The general knowledge of the classic languages was then so rare even among the authors of those days, that the dictum of any dunce who grossly misconstrued a Greek or Latin text, or of any rogue, who chose to forge one in support of his theory—in those days a matter of daily occurrence—was, so far from being questioned, detected, refuted, and exposed, as would now be the case, within a week of its publication, quoted and requoted by successive schools of dunces, until it was received as a truth, and sent down as a grave authority to future generations.
Though no author of this day, thanks to the number and acumen of the literary and critical journals—we do not mean newspapers, which promulgate, not correct falsehoods—could originate a blunder, much less a forgery, with a possibility of escaping detection; still, careless and hasty compilers following what they deem authorities, without themselves referring to the original authority cited, are constantly reproducing falsehood, promulgating it, and giving to it weight as truth, when nothing is more averse from their intention than to do so.
In nothing is this more the case than in the very class of works in which of all others accuracy and truth are most requisite—are, indeed, indispensable—we mean what are now called juvenile books, school-books for the use of the young.
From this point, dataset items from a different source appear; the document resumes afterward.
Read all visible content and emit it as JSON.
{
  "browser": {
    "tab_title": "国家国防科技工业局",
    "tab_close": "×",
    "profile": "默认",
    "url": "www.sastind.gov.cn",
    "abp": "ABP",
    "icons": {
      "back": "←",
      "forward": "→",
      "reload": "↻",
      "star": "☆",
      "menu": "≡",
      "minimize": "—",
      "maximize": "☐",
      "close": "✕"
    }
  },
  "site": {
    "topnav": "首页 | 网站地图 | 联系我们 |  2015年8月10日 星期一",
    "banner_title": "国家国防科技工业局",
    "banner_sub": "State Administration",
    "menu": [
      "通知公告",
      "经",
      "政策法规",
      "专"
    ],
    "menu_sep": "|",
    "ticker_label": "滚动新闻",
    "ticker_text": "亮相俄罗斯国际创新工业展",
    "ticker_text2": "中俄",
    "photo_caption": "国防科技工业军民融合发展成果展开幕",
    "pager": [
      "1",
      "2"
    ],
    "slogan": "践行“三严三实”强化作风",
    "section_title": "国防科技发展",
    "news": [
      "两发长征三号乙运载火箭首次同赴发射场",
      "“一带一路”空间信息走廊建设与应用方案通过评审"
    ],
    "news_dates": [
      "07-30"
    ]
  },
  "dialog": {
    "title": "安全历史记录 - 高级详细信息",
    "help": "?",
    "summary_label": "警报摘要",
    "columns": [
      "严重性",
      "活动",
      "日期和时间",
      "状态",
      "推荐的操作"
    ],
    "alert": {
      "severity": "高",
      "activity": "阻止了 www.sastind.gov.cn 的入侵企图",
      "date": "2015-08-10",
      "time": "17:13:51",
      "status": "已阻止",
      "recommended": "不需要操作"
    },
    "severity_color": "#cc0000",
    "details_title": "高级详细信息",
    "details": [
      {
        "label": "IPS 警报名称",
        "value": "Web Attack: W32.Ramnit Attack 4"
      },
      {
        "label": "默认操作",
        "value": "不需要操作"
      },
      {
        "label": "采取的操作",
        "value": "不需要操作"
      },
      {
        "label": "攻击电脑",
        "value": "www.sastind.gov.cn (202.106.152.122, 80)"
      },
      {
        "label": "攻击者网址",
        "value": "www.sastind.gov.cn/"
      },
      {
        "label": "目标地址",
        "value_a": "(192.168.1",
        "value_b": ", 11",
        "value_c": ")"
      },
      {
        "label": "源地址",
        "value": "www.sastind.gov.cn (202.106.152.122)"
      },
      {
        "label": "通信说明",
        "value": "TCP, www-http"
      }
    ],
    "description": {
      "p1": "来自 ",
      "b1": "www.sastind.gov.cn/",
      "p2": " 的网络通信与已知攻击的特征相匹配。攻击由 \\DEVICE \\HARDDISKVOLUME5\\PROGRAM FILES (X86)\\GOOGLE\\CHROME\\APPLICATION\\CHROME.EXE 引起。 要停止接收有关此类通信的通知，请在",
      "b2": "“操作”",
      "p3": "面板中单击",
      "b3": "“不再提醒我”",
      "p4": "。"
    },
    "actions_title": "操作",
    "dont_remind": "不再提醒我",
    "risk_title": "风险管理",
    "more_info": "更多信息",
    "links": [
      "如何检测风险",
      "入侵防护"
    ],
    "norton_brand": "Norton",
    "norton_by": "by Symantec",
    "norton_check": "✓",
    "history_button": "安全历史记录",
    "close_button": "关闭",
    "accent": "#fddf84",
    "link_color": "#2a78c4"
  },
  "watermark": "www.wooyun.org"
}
These works are, unfortunately, rarely or never composed by men of science, men of historical knowledge, men of high general information, or literary standing, although—embracing, as they pretend to do, the whole range of human knowledge from astronomy and the direct sciences, through universal history to political economy, physical and moral philosophy, and philology—they, above all beside, should be the work of men of unerring accuracy in the statement of facts. Since it is easier to teach three new ideas to a mind unimpressed, than to eradicate from it one preconceived opinion, false or true.
It is enough to say in this connection, that out of all the modern “histories for the young” we have ever seen—and we have seen scores, if not hundreds—we never read six successive pages which did not contain either a disgraceful blunder as to fact, or a more disgraceful perversion of facts to meet popular prejudices or popular passions. In the pseudoscientific text-books, sheer stupidity and ignorance produce the same effects.